- Alternative name: Habibullo Ergashev
- Born: 6 May 1999 (age 27) Fergana, Uzbekistan

Gymnastics career
- Discipline: Men's artistic gymnastics
- Country represented: Uzbekistan (2012–present)
- Head coach: Ravshanbek Mirzaev
- Medal record
Representing Uzbekistan
Asian Championships
| Silver medal – second place | 2024 Tashkent | Team |
Islamic Solidarity Games
| Silver medal – second place | 2021 Konya | Team |

= Khabibullo Ergashev =

Uzbekistani artistic gymnast

Khabibullo Khimayatullah Ergashev (born 6 May 1999) is an Uzbekistani artistic gymnast. He qualified to represent Uzbekistan at the 2024 Summer Olympics and finished 41st in the all-around during the qualification round. He won team silver medals at the 2024 Asian Championships and the 2021 Islamic Solidarity Games.

== Early life ==
Ergashev was born on 6 May 1999, in Fergana. He began gymnastics in 2005.

== Gymnastics career ==
Ergashev finished 22nd in the all-around at the 2019 Asian Championships. He then made his World Championships debut in Stuttgart and finished 116th in the all-around. He finished eighth in the pommel horse final at the 2021 Varna World Challenge Cup.

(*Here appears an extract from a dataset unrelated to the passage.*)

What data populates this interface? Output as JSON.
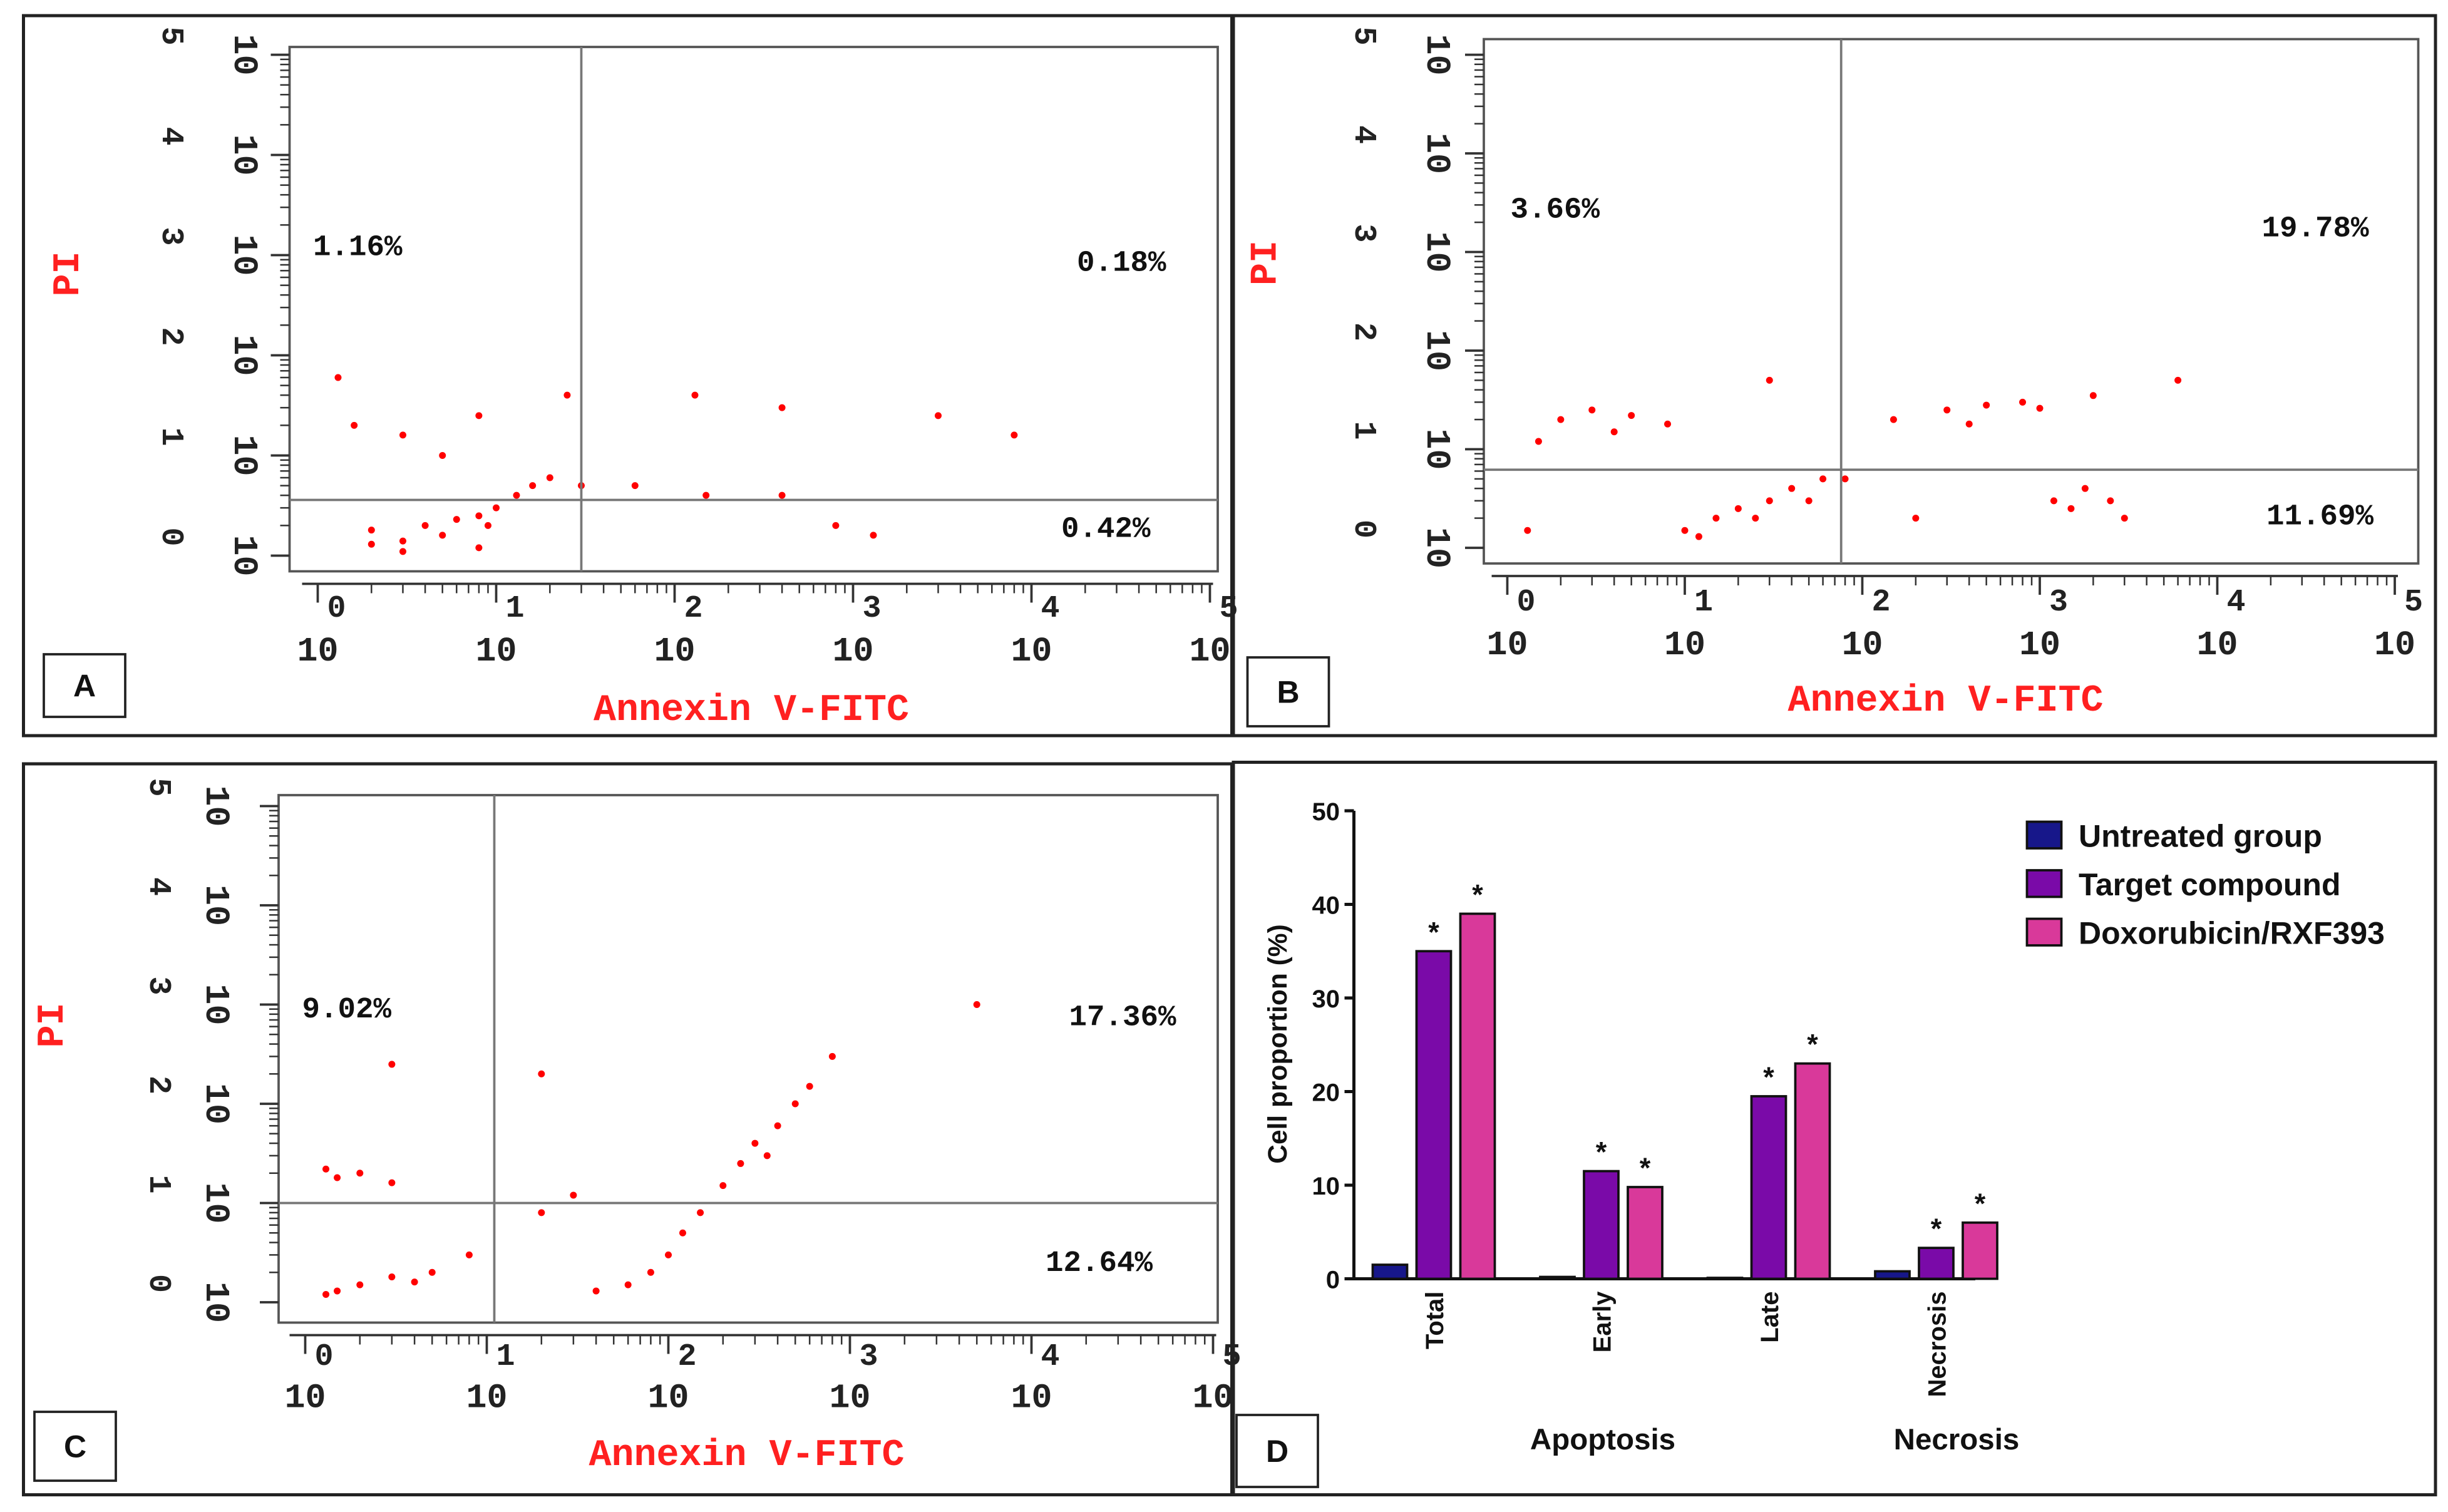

Ergashev finished fourth in the pommel horse final at the 2022 Doha World Cup. At the 2022 Asian Championships, he finished 14th in the all-around and sixth with the Uzbekistan team. He then competed at the Islamic Solidarity Games and won a silver medal alongside Rasuljon Abdurakhimov and Abdulla Azimov. In the event finals, he finished fifth on the parallel bars and horizontal bar, seventh on the pommel horse, and eighth on the rings. Then at the 2022 World Championships, he finished 45th in the all-around during the qualification round.

Ergashev competed at the 2023 Asian Championships and finished eighth in the all-around and seventh in the pommel horse final. At the 2023 World Championships, Ergashev finished 31st in the all-around during the qualification round. Initially, he was five placements away from qualifying for the all-around final. However, because more than five gymnasts withdrew from the final, Ergashev was called up to compete, and he finished 24th in the final.

Ergashev competed at the 2024 DTB Pokal Stuttgart and finished 12th with his team. He won a silver medal in the team event at the 2024 Asian Championships. He received a berth for the 2024 Olympic Games based on his all-around placement at the 2023 World Championships after France's host country spot was reallocated. Then at the Olympic Games, he finished 41st in the all-around during the qualification round.